Bukankah sejak anak ketiga mereka lahir selalu dirundung kesedihan dan kesedihan? Benar, selama sembilan bulan usia anak ketiganya itu, maka selama itu pula air mata mereka kerap jatuh.
Anak itu diberi nama Komarullah (9 bulan). Ketika anak laki-laki itu lahir, Sania, ibunya langsung menangis pilu dan tak lama kemudian pingsan. Sebab, anaknya itu lahir tidak sempurna.

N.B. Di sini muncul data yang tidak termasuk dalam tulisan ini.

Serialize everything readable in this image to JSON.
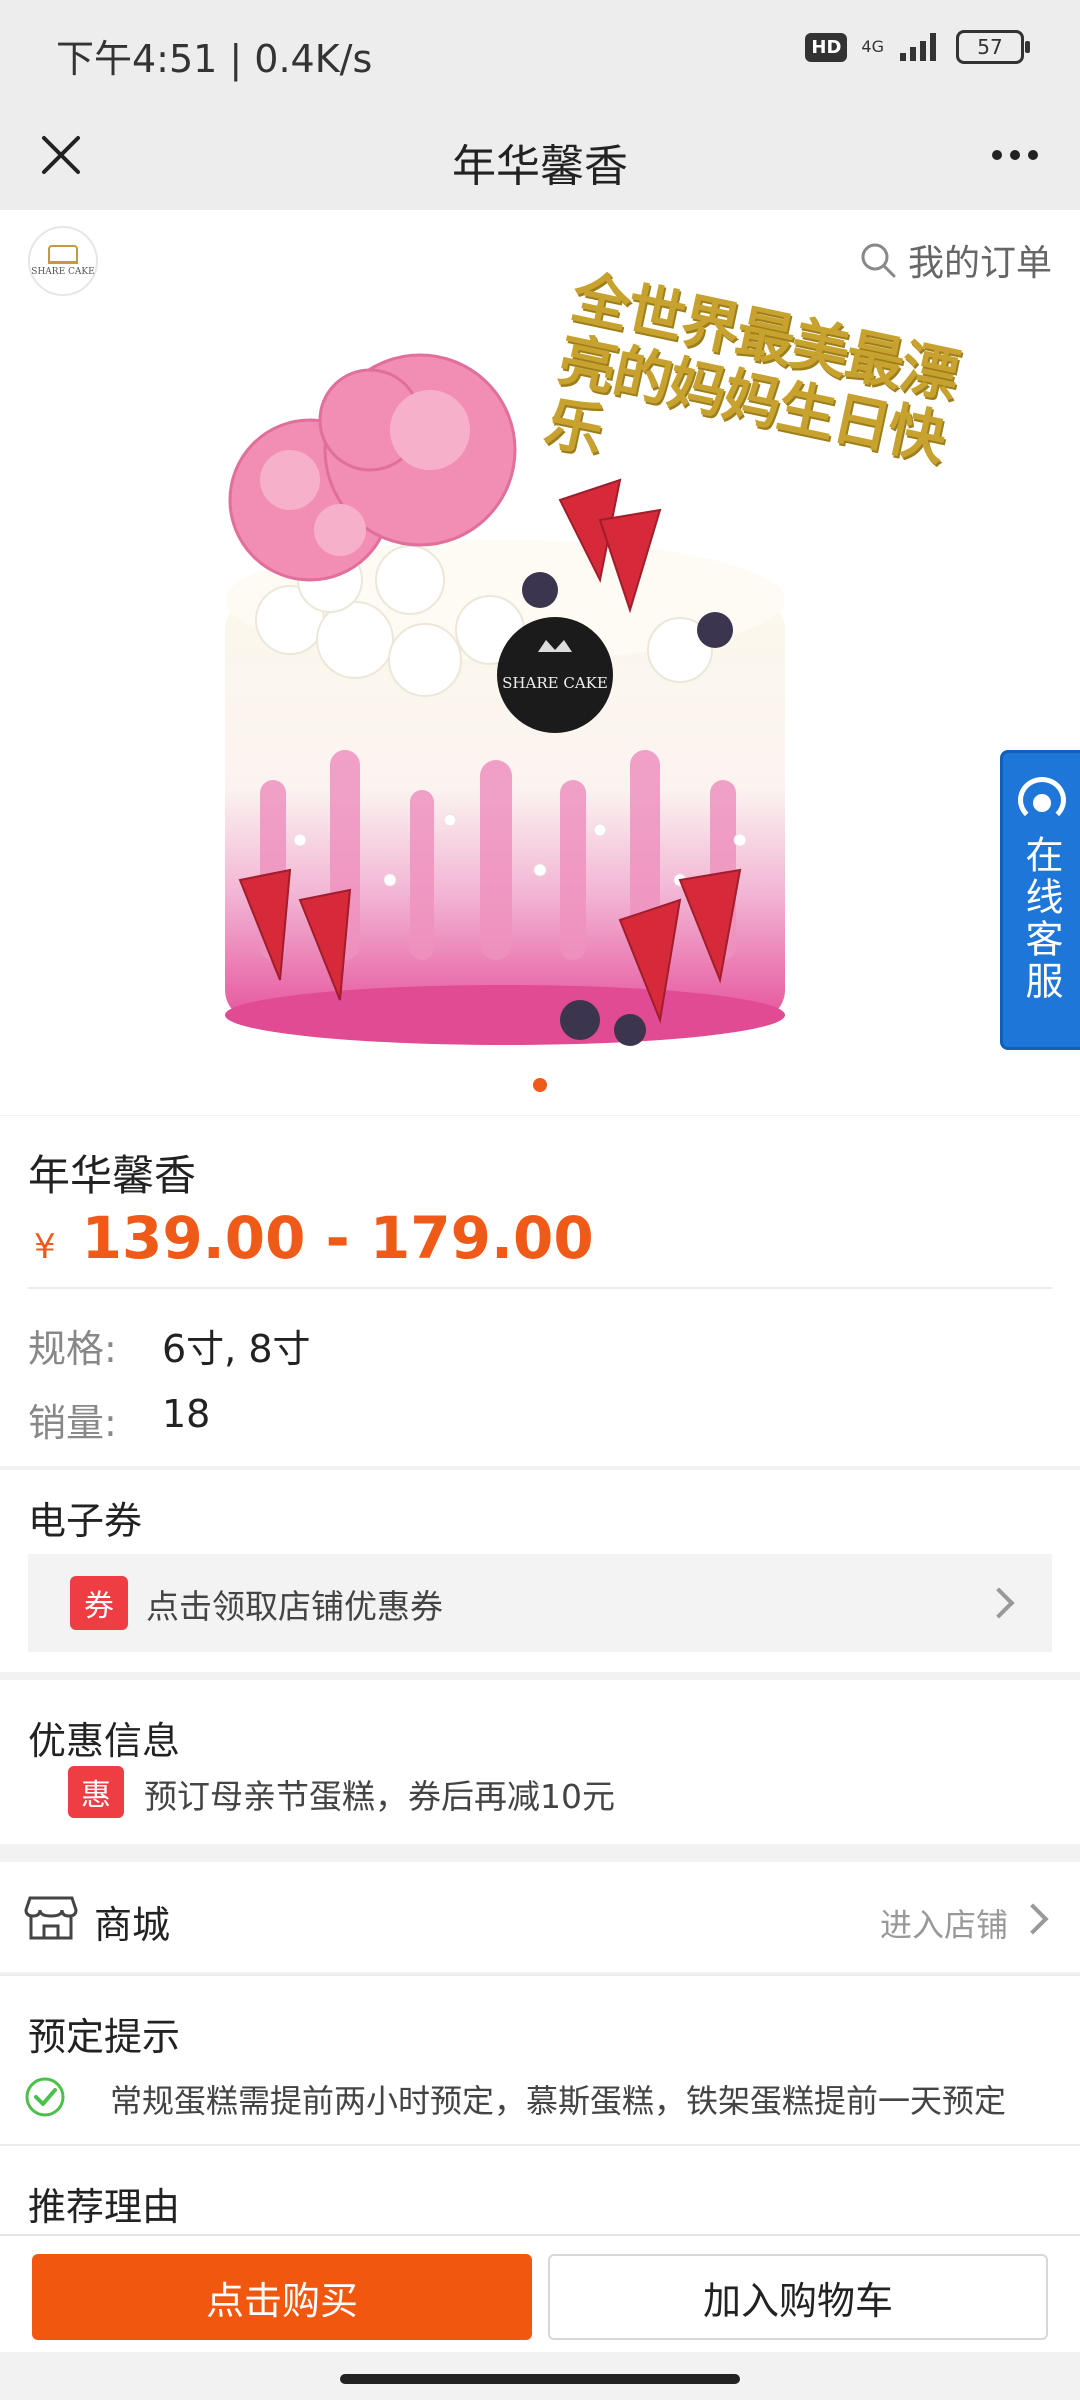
{
  "status_bar": {
    "time": "下午4:51 | 0.4K/s",
    "hd": "HD",
    "network": "4G",
    "battery": "57"
  },
  "titlebar": {
    "title": "年华馨香"
  },
  "hero": {
    "logo_text": "SHARE CAKE",
    "orders_label": "我的订单",
    "topper_text": "全世界最美最漂亮的妈妈生日快乐",
    "cake_brand": "SHARE CAKE"
  },
  "support": {
    "label": "在线客服"
  },
  "product": {
    "name": "年华馨香",
    "currency": "¥",
    "price_range": "139.00 - 179.00",
    "spec_key": "规格:",
    "spec_val": "6寸, 8寸",
    "sales_key": "销量:",
    "sales_val": "18"
  },
  "coupon": {
    "title": "电子券",
    "tag": "券",
    "text": "点击领取店铺优惠券"
  },
  "promo": {
    "title": "优惠信息",
    "tag": "惠",
    "text": "预订母亲节蛋糕，券后再减10元"
  },
  "mall": {
    "label": "商城",
    "enter": "进入店铺"
  },
  "notice": {
    "title": "预定提示",
    "text": "常规蛋糕需提前两小时预定，慕斯蛋糕，铁架蛋糕提前一天预定"
  },
  "reason": {
    "title": "推荐理由"
  },
  "actions": {
    "buy": "点击购买",
    "cart": "加入购物车"
  },
  "colors": {
    "accent": "#f25710",
    "price": "#f05a18",
    "tag_red": "#ef3d44",
    "support_blue": "#1e76d8"
  },
  "icons": [
    "close-icon",
    "more-icon",
    "search-icon",
    "chevron-right-icon",
    "shop-icon",
    "check-circle-icon",
    "headset-icon"
  ]
}
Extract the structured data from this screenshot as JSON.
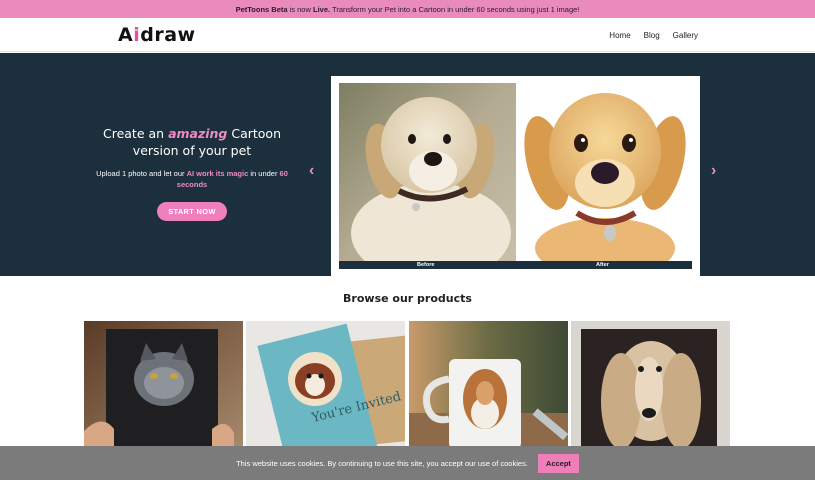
{
  "announcement": {
    "brand": "PetToons Beta",
    "text_mid": " is now ",
    "live": "Live.",
    "text_end": " Transform your Pet into a Cartoon in under 60 seconds using just 1 image!"
  },
  "nav": {
    "logo_a": "A",
    "logo_i": "i",
    "logo_rest": "draw",
    "links": [
      "Home",
      "Blog",
      "Gallery"
    ]
  },
  "hero": {
    "title_pre": "Create an ",
    "title_em": "amazing",
    "title_post": " Cartoon version of your pet",
    "sub_pre": "Upload 1 photo and let our ",
    "sub_em1": "AI work its magic",
    "sub_mid": " in under ",
    "sub_em2": "60 seconds",
    "cta": "START NOW",
    "before_label": "Before",
    "after_label": "After",
    "prev_arrow": "‹",
    "next_arrow": "›"
  },
  "products_section": {
    "title": "Browse our products",
    "items": [
      {
        "icon": "notebook-cat-image"
      },
      {
        "icon": "invitation-card-dog-image",
        "card_text": "You're Invited"
      },
      {
        "icon": "mug-collie-image"
      },
      {
        "icon": "canvas-afghan-hound-image"
      }
    ]
  },
  "cookie": {
    "text": "This website uses cookies. By continuing to use this site, you accept our use of cookies.",
    "accept": "Accept"
  },
  "colors": {
    "accent_pink": "#ee7fb9",
    "hero_bg": "#1b2f3c",
    "cookie_bg": "#7b7b7b"
  }
}
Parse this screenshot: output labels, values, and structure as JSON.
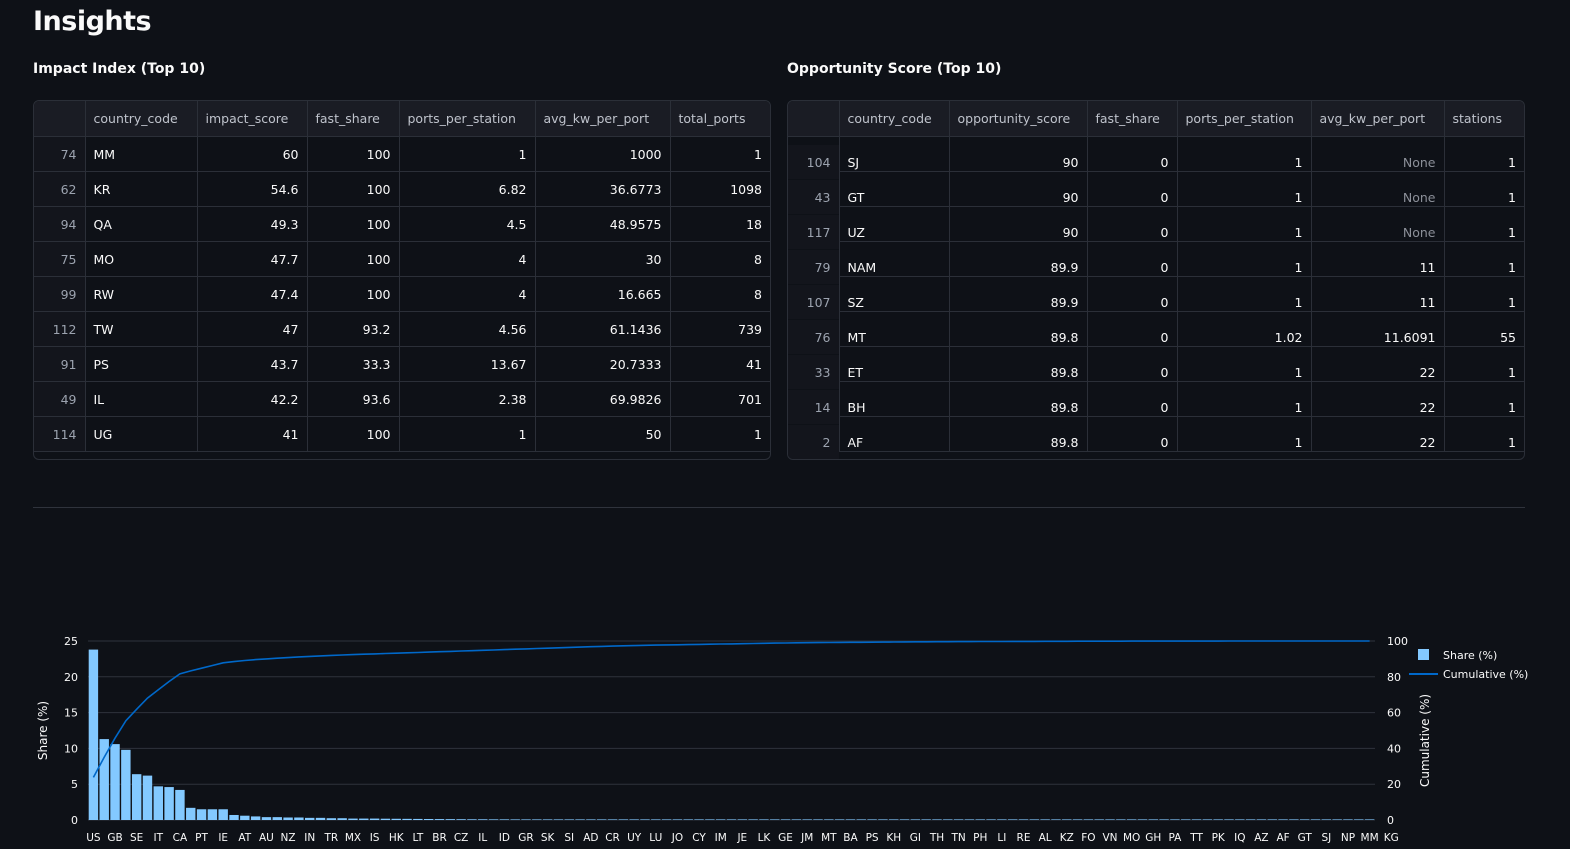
{
  "page": {
    "title": "Insights"
  },
  "impact": {
    "title": "Impact Index (Top 10)",
    "columns": [
      "",
      "country_code",
      "impact_score",
      "fast_share",
      "ports_per_station",
      "avg_kw_per_port",
      "total_ports"
    ],
    "rows": [
      [
        "74",
        "MM",
        "60",
        "100",
        "1",
        "1000",
        "1"
      ],
      [
        "62",
        "KR",
        "54.6",
        "100",
        "6.82",
        "36.6773",
        "1098"
      ],
      [
        "94",
        "QA",
        "49.3",
        "100",
        "4.5",
        "48.9575",
        "18"
      ],
      [
        "75",
        "MO",
        "47.7",
        "100",
        "4",
        "30",
        "8"
      ],
      [
        "99",
        "RW",
        "47.4",
        "100",
        "4",
        "16.665",
        "8"
      ],
      [
        "112",
        "TW",
        "47",
        "93.2",
        "4.56",
        "61.1436",
        "739"
      ],
      [
        "91",
        "PS",
        "43.7",
        "33.3",
        "13.67",
        "20.7333",
        "41"
      ],
      [
        "49",
        "IL",
        "42.2",
        "93.6",
        "2.38",
        "69.9826",
        "701"
      ],
      [
        "114",
        "UG",
        "41",
        "100",
        "1",
        "50",
        "1"
      ]
    ]
  },
  "opportunity": {
    "title": "Opportunity Score (Top 10)",
    "columns": [
      "",
      "country_code",
      "opportunity_score",
      "fast_share",
      "ports_per_station",
      "avg_kw_per_port",
      "stations"
    ],
    "rows": [
      [
        "104",
        "SJ",
        "90",
        "0",
        "1",
        "None",
        "1"
      ],
      [
        "43",
        "GT",
        "90",
        "0",
        "1",
        "None",
        "1"
      ],
      [
        "117",
        "UZ",
        "90",
        "0",
        "1",
        "None",
        "1"
      ],
      [
        "79",
        "NAM",
        "89.9",
        "0",
        "1",
        "11",
        "1"
      ],
      [
        "107",
        "SZ",
        "89.9",
        "0",
        "1",
        "11",
        "1"
      ],
      [
        "76",
        "MT",
        "89.8",
        "0",
        "1.02",
        "11.6091",
        "55"
      ],
      [
        "33",
        "ET",
        "89.8",
        "0",
        "1",
        "22",
        "1"
      ],
      [
        "14",
        "BH",
        "89.8",
        "0",
        "1",
        "22",
        "1"
      ],
      [
        "2",
        "AF",
        "89.8",
        "0",
        "1",
        "22",
        "1"
      ]
    ]
  },
  "chart_data": {
    "type": "bar",
    "title": "",
    "xlabel": "",
    "ylabel": "Share (%)",
    "y2label": "Cumulative (%)",
    "ylim": [
      0,
      25
    ],
    "y2lim": [
      0,
      100
    ],
    "yticks": [
      0,
      5,
      10,
      15,
      20,
      25
    ],
    "y2ticks": [
      0,
      20,
      40,
      60,
      80,
      100
    ],
    "grid": true,
    "legend_position": "top-right",
    "colors": {
      "bar": "#83c9ff",
      "line": "#0068c9",
      "grid": "#2f333c",
      "text": "#fafafa"
    },
    "tick_labels": [
      "US",
      "GB",
      "SE",
      "IT",
      "CA",
      "PT",
      "IE",
      "AT",
      "AU",
      "NZ",
      "IN",
      "TR",
      "MX",
      "IS",
      "HK",
      "LT",
      "BR",
      "CZ",
      "IL",
      "ID",
      "GR",
      "SK",
      "SI",
      "AD",
      "CR",
      "UY",
      "LU",
      "JO",
      "CY",
      "IM",
      "JE",
      "LK",
      "GE",
      "JM",
      "MT",
      "BA",
      "PS",
      "KH",
      "GI",
      "TH",
      "TN",
      "PH",
      "LI",
      "RE",
      "AL",
      "KZ",
      "FO",
      "VN",
      "MO",
      "GH",
      "PA",
      "TT",
      "PK",
      "IQ",
      "AZ",
      "AF",
      "GT",
      "SJ",
      "NP",
      "MM",
      "KG"
    ],
    "series": [
      {
        "name": "Share (%)",
        "type": "bar",
        "values": [
          23.8,
          11.3,
          10.6,
          9.8,
          6.4,
          6.2,
          4.7,
          4.6,
          4.2,
          1.7,
          1.5,
          1.5,
          1.5,
          0.7,
          0.6,
          0.5,
          0.4,
          0.4,
          0.35,
          0.35,
          0.3,
          0.3,
          0.25,
          0.25,
          0.2,
          0.2,
          0.2,
          0.18,
          0.17,
          0.16,
          0.15,
          0.14,
          0.13,
          0.12,
          0.11,
          0.1,
          0.1,
          0.09,
          0.09,
          0.08,
          0.08,
          0.07,
          0.07,
          0.06,
          0.06,
          0.05,
          0.05,
          0.05,
          0.04,
          0.04,
          0.04,
          0.04,
          0.03,
          0.03,
          0.03,
          0.03,
          0.03,
          0.03,
          0.03,
          0.03,
          0.02,
          0.02,
          0.02,
          0.02,
          0.02,
          0.02,
          0.02,
          0.02,
          0.02,
          0.02,
          0.02,
          0.02,
          0.02,
          0.02,
          0.01,
          0.01,
          0.01,
          0.01,
          0.01,
          0.01,
          0.01,
          0.01,
          0.01,
          0.01,
          0.01,
          0.01,
          0.01,
          0.01,
          0.01,
          0.01,
          0.01,
          0.01,
          0.01,
          0.01,
          0.01,
          0.01,
          0.01,
          0.01,
          0.01,
          0.01,
          0.01,
          0.01,
          0.01,
          0.01,
          0.01,
          0.01,
          0.01,
          0.01,
          0.01,
          0.01,
          0.01,
          0.01,
          0.01,
          0.01,
          0.01,
          0.01,
          0.01,
          0.01,
          0.01
        ]
      },
      {
        "name": "Cumulative (%)",
        "type": "line",
        "values": [
          23.8,
          35.1,
          45.7,
          55.5,
          61.9,
          68.1,
          72.8,
          77.4,
          81.6,
          83.3,
          84.8,
          86.3,
          87.8,
          88.5,
          89.1,
          89.6,
          90.0,
          90.4,
          90.75,
          91.1,
          91.4,
          91.7,
          91.95,
          92.2,
          92.4,
          92.6,
          92.8,
          93.0,
          93.2,
          93.4,
          93.6,
          93.8,
          94.0,
          94.2,
          94.4,
          94.6,
          94.8,
          95.0,
          95.2,
          95.4,
          95.6,
          95.8,
          96.0,
          96.2,
          96.4,
          96.6,
          96.8,
          97.0,
          97.15,
          97.3,
          97.45,
          97.6,
          97.7,
          97.8,
          97.9,
          98.0,
          98.1,
          98.2,
          98.3,
          98.4,
          98.5,
          98.6,
          98.7,
          98.8,
          98.9,
          99.0,
          99.05,
          99.1,
          99.15,
          99.2,
          99.25,
          99.3,
          99.35,
          99.4,
          99.45,
          99.5,
          99.53,
          99.56,
          99.59,
          99.62,
          99.65,
          99.68,
          99.7,
          99.72,
          99.74,
          99.76,
          99.78,
          99.8,
          99.82,
          99.84,
          99.86,
          99.87,
          99.88,
          99.89,
          99.9,
          99.91,
          99.92,
          99.93,
          99.94,
          99.95,
          99.95,
          99.96,
          99.96,
          99.97,
          99.97,
          99.98,
          99.98,
          99.98,
          99.99,
          99.99,
          99.99,
          99.99,
          100,
          100,
          100,
          100,
          100,
          100,
          100
        ]
      }
    ]
  }
}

Komarullah menderita hidrosefalus. Kepalanya tampak besar. Bagian atas kepalanya seperti tidak memiliki batok kepala. Selain menderita hidrosefalus, mata sebelah kiri anak itu setengah tertutup atau rapat dan seperti tidak punya bola mata.
Tidak hanya itu, hidung sebelah kiri Komarullah juga belah dan tidak memiliki batang hidung, sehingga hidungnya itu membentuk coakan. Bibirnya pun sumbing dan kaki sebelah kiri bengkok.